News
3D printing bone tissue
Jun 28 2022
In a promising pilot study, researchers have shown that a handheld 3D printing pen can successfully print living cells in surgery to repair cartilage defects in sheep.
ARC Centre of Excellence for Electromaterials Science (ACES) Director Prof Gordon Wallace said the study is the culmination of four years of work in the laboratory for his multidisciplinary team and orthopaedic surgeons from St Vincent’s Hospital, Melbourne.
“To our knowledge, this is the first time a handheld bioprinter has been used in surgery and the results are very promising, and bring us a step closer to human clinical trials” he said.
The device, the brainchild of orthopaedic surgeon Prof Peter Choong from St Vincent’s Hospital, Melbourne, was designed to offer a solution for people at risk of developing osteoarthritis, a painful condition which occurs when there is damage to joint cartilage.
His team along with Prof Wallace’s team worked together to design, refine and fabricate the biopen and the bioink that enables optimal performance.
The biopen will allow a surgeon to make a bespoke implant to fit the exact size of the defect during surgery, using the patient’s own cells to encourage cartilage regeneration. The bioink is a customised formulation that protects the cells during the process and enables them to be arranged in an appropriate manner in the defect.
It is less invasive and potentially more effective than current treatments.
The study involved operating on eight sheep, with one knee on each sheep repaired with the Biopen and another using a conventional method already used in humans.
“The results were exceptional, certainly better than expected. We found that the biopen performed markedly better in terms of quality and characteristics of new cartilage formation,” said Orthopaedic surgeon Claudia di Bella who ran the study.
“The main goal of the study was to test the translation ability of this technique and its applicability in the surgical field, and this was certainly achieved.”

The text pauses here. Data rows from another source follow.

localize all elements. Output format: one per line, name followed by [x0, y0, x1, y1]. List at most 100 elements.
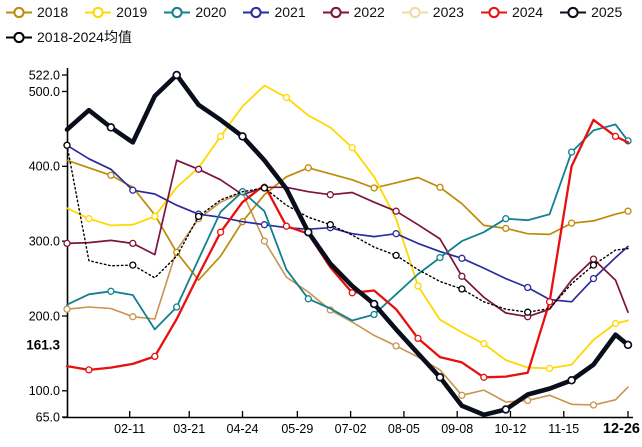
legend: 2018 2019 2020 2021 2022 2023 2024 2025 2018-202… [6, 4, 622, 54]
legend-item-2021: 2021 [243, 4, 306, 20]
series-marker-2025 [172, 70, 181, 80]
series-marker-2020 [173, 303, 181, 311]
series-marker-2018-2024均值 [524, 308, 532, 316]
series-marker-2023 [129, 313, 137, 321]
series-marker-2024 [611, 132, 620, 141]
series-marker-2019 [611, 319, 620, 328]
series-marker-2018-2024均值 [326, 221, 334, 229]
series-marker-2021 [589, 274, 598, 283]
legend-label: 2019 [116, 4, 148, 20]
x-tick-label: 12-26 [603, 421, 640, 437]
y-tick-label: 300.0 [29, 234, 60, 248]
series-line-2020 [66, 123, 629, 331]
series-marker-2018-2024均值 [129, 261, 137, 269]
series-marker-2018-2024均值 [194, 212, 203, 221]
legend-item-2018-2024均值: 2018-2024均值 [6, 27, 132, 47]
legend-item-2022: 2022 [322, 4, 385, 20]
series-marker-2019 [348, 143, 356, 152]
y-tick-label: 400.0 [29, 160, 60, 174]
series-marker-2025 [304, 227, 313, 237]
x-tick-label: 08-05 [388, 422, 420, 436]
series-marker-2019 [85, 215, 93, 223]
legend-line-marker-icon [243, 6, 270, 18]
current-value-label: 161.3 [26, 337, 60, 352]
legend-line-marker-icon [322, 6, 349, 18]
series-marker-2025 [501, 405, 511, 414]
series-marker-2023 [392, 342, 400, 350]
series-marker-2023 [63, 305, 71, 313]
series-line-2024 [65, 118, 630, 379]
legend-item-2020: 2020 [164, 4, 226, 20]
x-tick-label: 05-29 [281, 422, 313, 436]
x-tick-label: 10-12 [494, 422, 526, 436]
series-marker-2023 [260, 237, 269, 245]
legend-line-marker-icon [6, 6, 32, 18]
series-marker-2018-2024均值 [589, 261, 598, 269]
series-marker-2019 [216, 132, 225, 141]
series-marker-2024 [85, 366, 93, 374]
legend-row-1: 2018 2019 2020 2021 2022 2023 2024 2025 [6, 4, 622, 20]
legend-line-marker-icon [85, 6, 112, 18]
legend-label: 2018-2024均值 [37, 29, 132, 45]
series-marker-2019 [480, 340, 488, 348]
series-marker-2018 [502, 224, 510, 233]
series-marker-2018 [370, 184, 378, 192]
series-line-2018 [66, 159, 629, 281]
series-marker-2020 [436, 253, 444, 262]
series-marker-2024 [348, 289, 356, 297]
series-line-2022 [66, 159, 629, 318]
series-marker-2018 [304, 164, 312, 172]
series-marker-2018 [436, 183, 444, 191]
series-marker-2024 [414, 334, 422, 343]
series-marker-2024 [282, 222, 291, 230]
series-marker-2021 [129, 186, 137, 194]
y-tick-label: 200.0 [29, 309, 60, 323]
legend-item-2019: 2019 [85, 4, 147, 20]
y-tick-label: 522.0 [29, 68, 60, 82]
legend-item-2023: 2023 [401, 4, 464, 20]
x-tick-label: 02-11 [114, 422, 145, 436]
legend-line-marker-icon [401, 6, 428, 18]
series-marker-2019 [545, 364, 554, 373]
x-tick-label: 07-02 [335, 422, 367, 436]
series-marker-2020 [107, 287, 115, 295]
series-marker-2025 [435, 373, 445, 382]
series-marker-2020 [567, 148, 576, 156]
y-tick-label: 500.0 [29, 85, 60, 99]
legend-label: 2025 [591, 4, 623, 20]
x-tick-label: 09-08 [441, 422, 473, 436]
series-marker-2023 [458, 391, 466, 399]
series-marker-2021 [392, 230, 400, 238]
legend-line-marker-icon [560, 6, 587, 18]
legend-label: 2020 [195, 4, 227, 20]
legend-item-2025: 2025 [560, 4, 622, 20]
series-marker-2019 [282, 93, 291, 102]
legend-line-marker-icon [164, 6, 191, 18]
series-marker-2025 [623, 340, 633, 350]
series-marker-2023 [589, 401, 598, 409]
series-marker-2018-2024均值 [458, 285, 466, 293]
series-marker-2020 [304, 295, 312, 303]
series-marker-2021 [458, 254, 466, 262]
legend-label: 2021 [274, 4, 306, 20]
x-tick-label: 04-24 [227, 422, 259, 436]
series-marker-2020 [502, 215, 510, 223]
series-marker-2018 [567, 219, 576, 227]
series-marker-2020 [370, 310, 378, 319]
legend-label: 2022 [353, 4, 385, 20]
legend-item-2024: 2024 [480, 4, 544, 20]
series-marker-2022 [589, 255, 598, 263]
series-marker-2022 [129, 239, 137, 248]
x-tick-label: 11-15 [548, 422, 579, 436]
series-marker-2019 [151, 212, 159, 221]
series-marker-2023 [524, 396, 532, 405]
series-marker-2022 [63, 239, 71, 248]
series-marker-2025 [238, 132, 247, 141]
series-marker-2019 [414, 282, 422, 290]
series-marker-2024 [545, 298, 554, 306]
legend-line-marker-icon [6, 31, 32, 43]
series-marker-2018-2024均值 [260, 184, 269, 192]
legend-label: 2024 [511, 4, 544, 20]
series-marker-2018 [107, 171, 115, 179]
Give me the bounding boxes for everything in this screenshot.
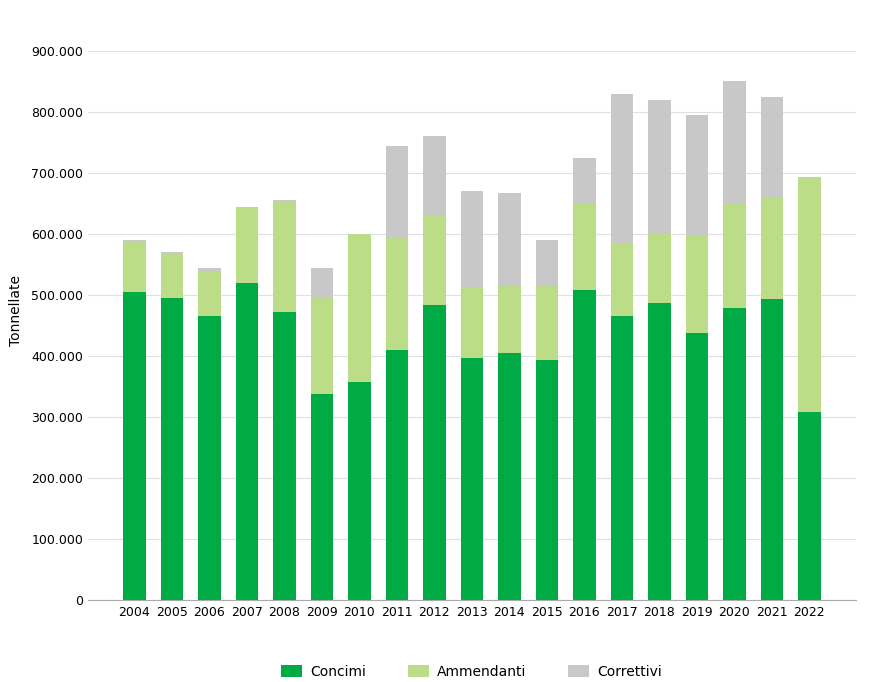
Bar	[310, 267, 333, 298]
Legend: Concimi, Ammendanti, Correttivi: Concimi, Ammendanti, Correttivi	[276, 659, 668, 682]
Bar	[648, 234, 670, 303]
Bar	[610, 244, 633, 316]
Bar	[273, 201, 295, 202]
Bar	[161, 252, 183, 254]
Bar	[798, 177, 820, 412]
Bar	[198, 316, 220, 600]
Bar	[385, 350, 408, 600]
Bar	[460, 358, 483, 600]
Bar	[573, 290, 595, 600]
Bar	[760, 197, 783, 299]
Bar	[235, 207, 258, 209]
Bar	[273, 312, 295, 600]
Bar	[610, 316, 633, 600]
Bar	[535, 240, 558, 286]
Bar	[573, 203, 595, 290]
Bar	[648, 303, 670, 600]
Bar	[273, 202, 295, 312]
Bar	[460, 192, 483, 288]
Bar	[310, 394, 333, 600]
Bar	[161, 254, 183, 298]
Bar	[498, 284, 520, 353]
Bar	[685, 333, 708, 600]
Bar	[535, 360, 558, 600]
Bar	[723, 81, 745, 203]
Bar	[573, 158, 595, 203]
Bar	[423, 215, 445, 306]
Bar	[235, 283, 258, 600]
Bar	[235, 209, 258, 283]
Bar	[348, 234, 370, 382]
Bar	[198, 271, 220, 316]
Bar	[648, 100, 670, 234]
Bar	[385, 238, 408, 350]
Bar	[423, 136, 445, 215]
Bar	[535, 286, 558, 360]
Bar	[123, 292, 146, 600]
Bar	[460, 288, 483, 358]
Bar	[310, 298, 333, 394]
Y-axis label: Tonnellate: Tonnellate	[9, 275, 23, 346]
Bar	[161, 298, 183, 600]
Bar	[198, 267, 220, 271]
Bar	[123, 242, 146, 292]
Bar	[385, 145, 408, 238]
Bar	[723, 203, 745, 308]
Bar	[123, 240, 146, 242]
Bar	[685, 115, 708, 236]
Bar	[498, 353, 520, 600]
Bar	[423, 306, 445, 600]
Bar	[348, 382, 370, 600]
Bar	[610, 93, 633, 244]
Bar	[760, 299, 783, 600]
Bar	[723, 308, 745, 600]
Bar	[498, 193, 520, 284]
Bar	[798, 412, 820, 600]
Bar	[760, 97, 783, 197]
Bar	[685, 236, 708, 333]
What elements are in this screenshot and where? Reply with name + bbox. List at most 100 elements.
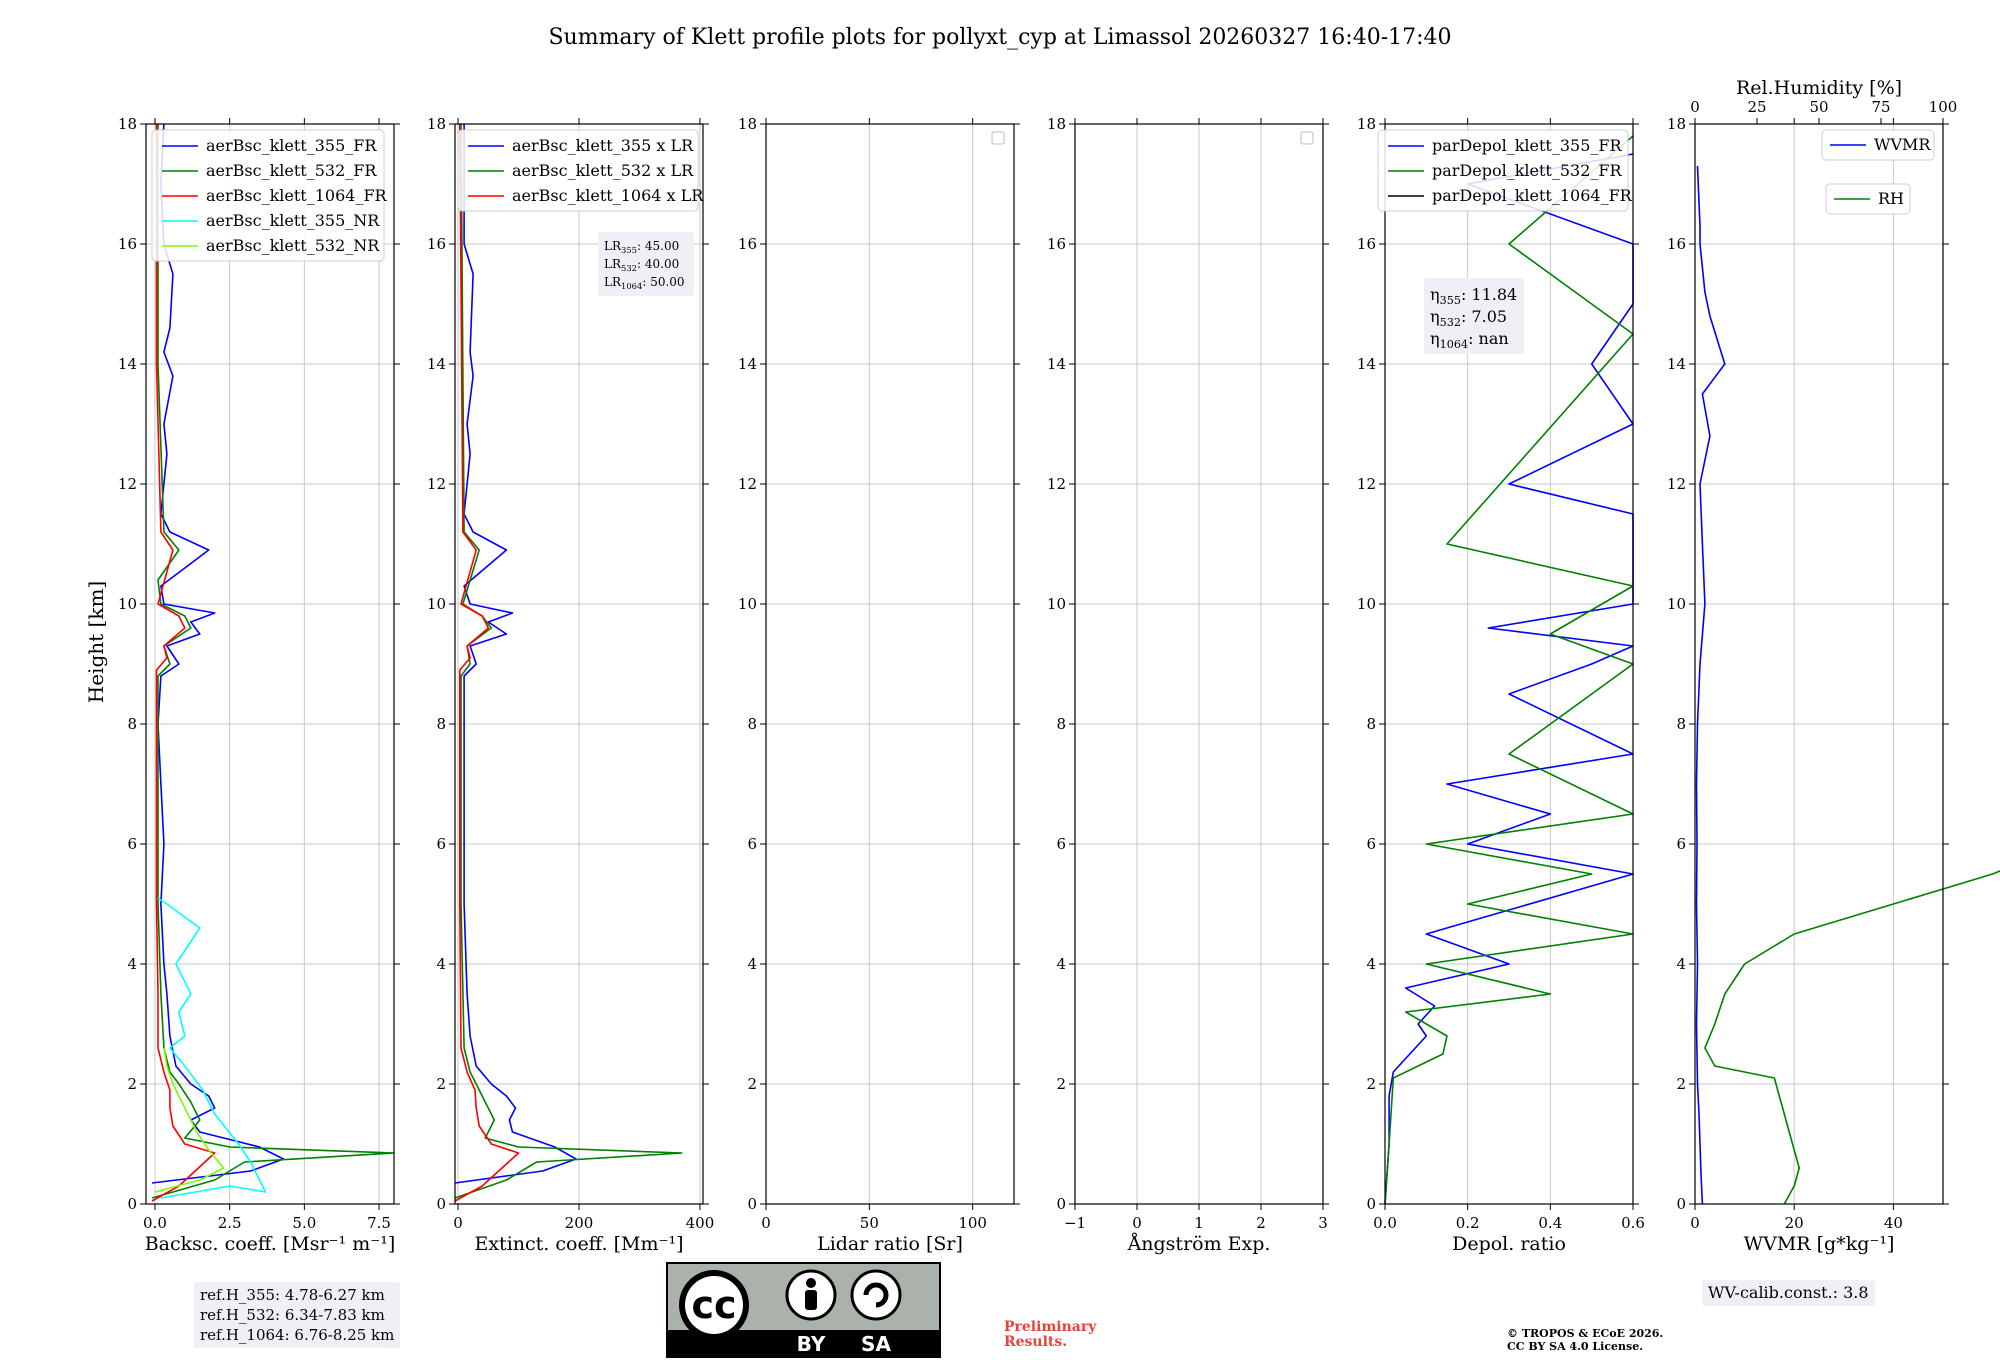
legend-label: aerBsc_klett_355_FR <box>206 136 377 155</box>
x-tick-label: 0.2 <box>1456 1214 1480 1232</box>
y-tick-label: 2 <box>127 1075 137 1093</box>
y-tick-label: 2 <box>1676 1075 1686 1093</box>
legend-label: parDepol_klett_1064_FR <box>1432 186 1633 205</box>
annotation-line: LR532: 40.00 <box>604 257 679 273</box>
y-tick-label: 2 <box>1366 1075 1376 1093</box>
annotation-subscript: 355 <box>621 245 637 255</box>
y-tick-label: 6 <box>127 835 137 853</box>
annotation-symbol: η <box>1430 307 1440 326</box>
legend-box <box>1377 129 1629 212</box>
y-tick-label: 18 <box>1047 115 1066 133</box>
empty-legend-box <box>991 131 1005 145</box>
legend-label: aerBsc_klett_355_NR <box>206 211 380 230</box>
y-tick-label: 6 <box>1056 835 1066 853</box>
person-icon <box>806 1278 816 1288</box>
series-line-WVMR <box>1695 165 1726 1205</box>
annotation-subscript: 532 <box>621 263 637 273</box>
x-tick-label: 7.5 <box>367 1214 391 1232</box>
top-tick-label: 75 <box>1871 98 1890 116</box>
y-tick-label: 18 <box>1667 115 1686 133</box>
wv-calib-box: WV-calib.const.: 3.8 <box>1702 1280 1875 1306</box>
legend-box <box>1821 129 1935 161</box>
legend-label: aerBsc_klett_1064 x LR <box>512 186 704 205</box>
ref-height-1064: ref.H_1064: 6.76-8.25 km <box>200 1326 395 1344</box>
y-axis-label: Height [km] <box>84 581 108 703</box>
legend-label: aerBsc_klett_1064_FR <box>206 186 388 205</box>
annotation-symbol: LR <box>604 257 622 271</box>
x-tick-label: 2.5 <box>218 1214 242 1232</box>
y-tick-label: 0 <box>127 1195 137 1213</box>
y-tick-label: 10 <box>427 595 446 613</box>
y-tick-label: 4 <box>436 955 446 973</box>
x-tick-label: 100 <box>958 1214 987 1232</box>
x-tick-label: 0.0 <box>1373 1214 1397 1232</box>
y-tick-label: 8 <box>1366 715 1376 733</box>
y-tick-label: 18 <box>738 115 757 133</box>
y-tick-label: 6 <box>1676 835 1686 853</box>
annotation-subscript: 1064 <box>621 281 642 291</box>
x-tick-label: 0 <box>761 1214 771 1232</box>
ref-height-box: ref.H_355: 4.78-6.27 km ref.H_532: 6.34-… <box>194 1282 401 1348</box>
y-tick-label: 10 <box>1667 595 1686 613</box>
y-tick-label: 8 <box>1056 715 1066 733</box>
panel-3: 0 50 100 0 2 4 6 8 10 12 14 16 18 Lidar ratio [Sr] <box>738 115 1020 1255</box>
y-tick-label: 18 <box>118 115 137 133</box>
y-tick-label: 10 <box>1047 595 1066 613</box>
legend-label: parDepol_klett_355_FR <box>1432 136 1623 155</box>
legend-label: aerBsc_klett_355 x LR <box>512 136 694 155</box>
y-tick-label: 14 <box>118 355 137 373</box>
y-tick-label: 0 <box>436 1195 446 1213</box>
sa-text: SA <box>861 1332 891 1356</box>
legend-label: WVMR <box>1874 135 1931 154</box>
series-line-aerBsc_klett_355_FR <box>151 123 285 1184</box>
x-tick-label: 0 <box>1132 1214 1142 1232</box>
series-line-parDepol_klett_532_FR <box>1384 135 1634 1205</box>
y-tick-label: 12 <box>738 475 757 493</box>
legend-label: RH <box>1878 189 1904 208</box>
legend-box <box>151 129 385 262</box>
y-tick-label: 8 <box>1676 715 1686 733</box>
annotation-line: LR355: 45.00 <box>604 239 679 255</box>
annotation-box <box>598 232 694 296</box>
x-tick-label: 40 <box>1884 1214 1903 1232</box>
y-tick-label: 18 <box>1357 115 1376 133</box>
y-tick-label: 14 <box>427 355 446 373</box>
y-tick-label: 2 <box>747 1075 757 1093</box>
x-axis-label: Depol. ratio <box>1452 1233 1566 1255</box>
y-tick-label: 14 <box>1667 355 1686 373</box>
x-tick-label: 5.0 <box>292 1214 316 1232</box>
y-tick-label: 4 <box>1676 955 1686 973</box>
panel-6: 0 20 40 0 2 4 6 8 10 12 14 16 18 WVMR [g*kg⁻¹] 0 25 50 75… <box>1667 77 2000 1255</box>
preliminary-line-2: Results. <box>1004 1334 1068 1350</box>
x-tick-label: 0.6 <box>1621 1214 1645 1232</box>
y-tick-label: 16 <box>118 235 137 253</box>
x-tick-label: 200 <box>565 1214 594 1232</box>
series-line-aerBsc_klett_1064_FR <box>151 124 216 1202</box>
y-tick-label: 0 <box>747 1195 757 1213</box>
panel-1: 0.0 2.5 5.0 7.5 0 2 4 6 8 10 12 14 16 18 Backsc. coeff… <box>118 115 400 1255</box>
y-tick-label: 4 <box>747 955 757 973</box>
x-axis-label: WVMR [g*kg⁻¹] <box>1744 1233 1895 1255</box>
copyright-line-2: CC BY SA 4.0 License. <box>1507 1340 1644 1353</box>
legend-box <box>457 129 699 212</box>
copyright-note: © TROPOS & ECoE 2026. CC BY SA 4.0 Licen… <box>1507 1327 1663 1353</box>
plot-frame <box>1694 123 1944 1205</box>
series-line-parDepol_klett_355_FR <box>1384 153 1634 1205</box>
x-tick-label: 2 <box>1256 1214 1266 1232</box>
series-line-aerBsc_klett_1064 x LR <box>454 123 520 1202</box>
y-tick-label: 10 <box>1357 595 1376 613</box>
x-axis-label: Lidar ratio [Sr] <box>817 1233 963 1255</box>
y-tick-label: 10 <box>118 595 137 613</box>
preliminary-line-1: Preliminary <box>1004 1319 1097 1335</box>
annotation-subscript: 532 <box>1440 316 1461 329</box>
x-axis-label: Backsc. coeff. [Msr⁻¹ m⁻¹] <box>145 1233 396 1255</box>
annotation-value: : 40.00 <box>637 257 679 271</box>
top-tick-label: 25 <box>1747 98 1766 116</box>
y-tick-label: 4 <box>1056 955 1066 973</box>
annotation-line: η532: 7.05 <box>1430 307 1507 329</box>
legend-label: aerBsc_klett_532_FR <box>206 161 377 180</box>
plot-frame <box>145 123 395 1205</box>
series-line-RH <box>1704 870 2000 1205</box>
annotation-line: η355: 11.84 <box>1430 285 1517 307</box>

The biopen will become a valuable treatment option for patients with cartilage injuries, not only for pain relief, but also for a biological reconstitution of their joint, which would prevent or delay the onset of arthritis.
This type of work represents the perfect example where scientists and clinicians combine to provide bioengineering solutions for human disease.
The next step for the team is to look at the long term efficacy of the treatment in animal models.
The study was published in the journal of Tissue Engineering and Regenerative Medicine.